Pancreatic cancer is the most common subject of studies on diabetes as a risk factor; because both pancreatic cancer and diabetes involve the same organ, teasing out cause-and-effect scenarios is complicated. “There’s an interesting reciprocal relationship,” said Hu. “Those with pancreatic cancer are more likely to get diabetes—diabetes is just a consequence of pancreatic cancer because the beta cells are damaged.”
But is diabetes a risk factor for pancreatic cancer? A 1997 Danish study found that diabetes came first. A 1998 study from the American Cancer Society found a small but persistent increased risk of death from pancreatic cancer in diabetics, and concluded that diabetes may be a true, but modest, risk factor for pancreatic cancer. The next year, a study from the National Cancer Institute showed a 50% increased risk of pancreatic cancer in patients diagnosed with diabetes at least 10 years prior to a cancer diagnosis.
However, the NCI study indicated that diabetes may also be a complication of pancreatic cancer, a finding echoed by findings in Italy and Minnesota. The latter study found that a “recent diagnosis of [diabetes] may be the best clue” to diagnosing pancreatic cancer.

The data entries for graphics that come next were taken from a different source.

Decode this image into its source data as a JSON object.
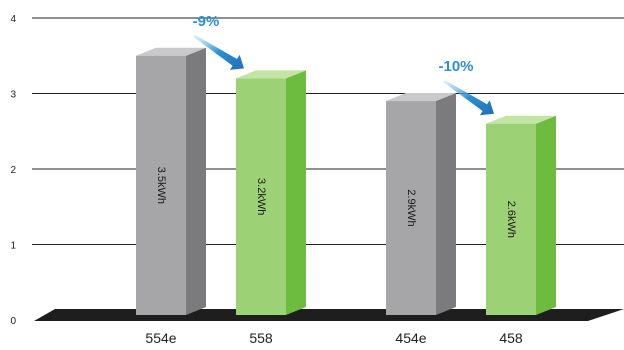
{
  "chart_data": {
    "type": "bar",
    "title": "",
    "xlabel": "",
    "ylabel": "",
    "ylim": [
      0,
      4
    ],
    "yticks": [
      0,
      1,
      2,
      3,
      4
    ],
    "grid": true,
    "categories": [
      "554e",
      "558",
      "454e",
      "458"
    ],
    "values": [
      3.5,
      3.2,
      2.9,
      2.6
    ],
    "value_labels": [
      "3.5kWh",
      "3.2kWh",
      "2.9kWh",
      "2.6kWh"
    ],
    "bar_colors": [
      "#a6a6a8",
      "#9dd175",
      "#a6a6a8",
      "#9dd175"
    ],
    "annotations": [
      {
        "text": "-9%",
        "from": "554e",
        "to": "558"
      },
      {
        "text": "-10%",
        "from": "454e",
        "to": "458"
      }
    ]
  },
  "colors": {
    "gray_front": "#a6a6a8",
    "gray_side": "#7b7b7d",
    "gray_top": "#c9c9cb",
    "green_front": "#9dd175",
    "green_side": "#6dbb3f",
    "green_top": "#c3e4a3",
    "base": "#1e1e1e",
    "arrow": "#2b8fd6",
    "annotation_text": "#2b8fd6",
    "grid": "#222222"
  }
}
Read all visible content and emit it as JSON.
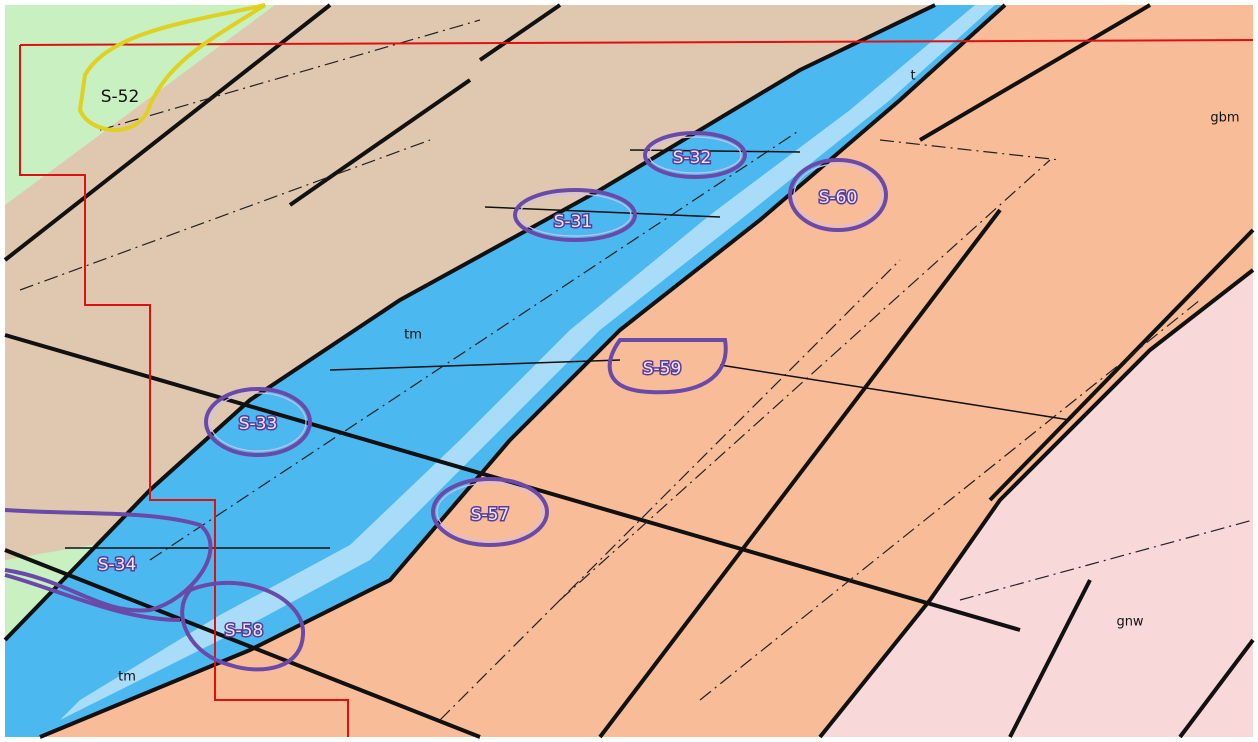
{
  "zones": [
    "S-52",
    "S-32",
    "S-60",
    "S-31",
    "S-59",
    "S-33",
    "S-57",
    "S-34",
    "S-58"
  ],
  "units": [
    "t",
    "gbm",
    "tm",
    "tm",
    "gnw"
  ]
}
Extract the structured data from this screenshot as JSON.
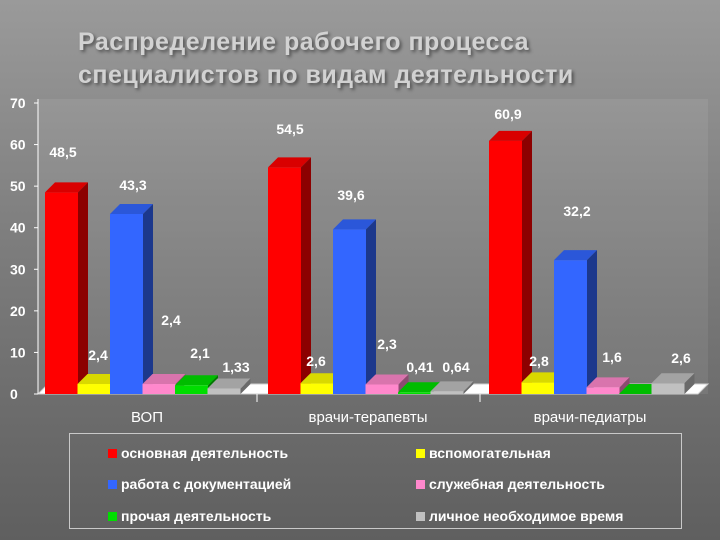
{
  "title": {
    "line1": "Распределение рабочего процесса",
    "line2": "специалистов по видам деятельности"
  },
  "chart_data": {
    "type": "bar",
    "categories": [
      "ВОП",
      "врачи-терапевты",
      "врачи-педиатры"
    ],
    "series": [
      {
        "name": "основная деятельность",
        "color": "#ff0000",
        "values": [
          48.5,
          54.5,
          60.9
        ],
        "labels": [
          "48,5",
          "54,5",
          "60,9"
        ]
      },
      {
        "name": "вспомогательная",
        "color": "#ffff00",
        "values": [
          2.4,
          2.6,
          2.8
        ],
        "labels": [
          "2,4",
          "2,6",
          "2,8"
        ]
      },
      {
        "name": "работа с документацией",
        "color": "#3366ff",
        "values": [
          43.3,
          39.6,
          32.2
        ],
        "labels": [
          "43,3",
          "39,6",
          "32,2"
        ]
      },
      {
        "name": "служебная деятельность",
        "color": "#ff88cc",
        "values": [
          2.4,
          2.3,
          1.6
        ],
        "labels": [
          "2,4",
          "2,3",
          "1,6"
        ]
      },
      {
        "name": "прочая деятельность",
        "color": "#00dd00",
        "values": [
          2.1,
          0.41,
          0
        ],
        "labels": [
          "2,1",
          "0,41",
          ""
        ]
      },
      {
        "name": "личное необходимое время",
        "color": "#c0c0c0",
        "values": [
          1.33,
          0.64,
          2.6
        ],
        "labels": [
          "1,33",
          "0,64",
          "2,6"
        ]
      }
    ],
    "ylim": [
      0,
      70
    ],
    "yticks": [
      0,
      10,
      20,
      30,
      40,
      50,
      60,
      70
    ],
    "xlabel": "",
    "ylabel": "",
    "legend_position": "bottom"
  }
}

Diabetes’ association with other types of cancer is also murky. An Italian study showed that in women over 40, diabetes was associated with three times the risk of endometrial cancer, compared with women who did not have diabetes. Other research has found that the diabetes/endometrial cancer relationship is rooted in obesity, in that only obese women with diabetes have an additional risk of endometrial cancer.
Studies on liver cancer have been sparse, but a 1997 study out of Italy found that patients with types I and II diabetes had twice the risk of liver cancer, after adjusting for age, sex, area of residence, alcohol and tobacco consumption, history of hepatitis and cirrhosis, body mass index, and history of liver cancer in first-degree relatives. According to this research, a history of diabetes explains about 8 percent of cases of liver cancer in the population studied.
Although relationships have also been found between diabetes and breast cancer in postmenopausal women and between diabetes and renal cell cancer incidence and mortality, as of yet, no clear connection has been established between diabetes and any cancer type.
“It’s an interesting topic, especially in light of the fact that diabetes and obesity are increasing dramatically in this country,” Hu said. In an analysis of unpublished data, he found that overall, diabetes increases cancer mortality. “It looks as if the association is real.”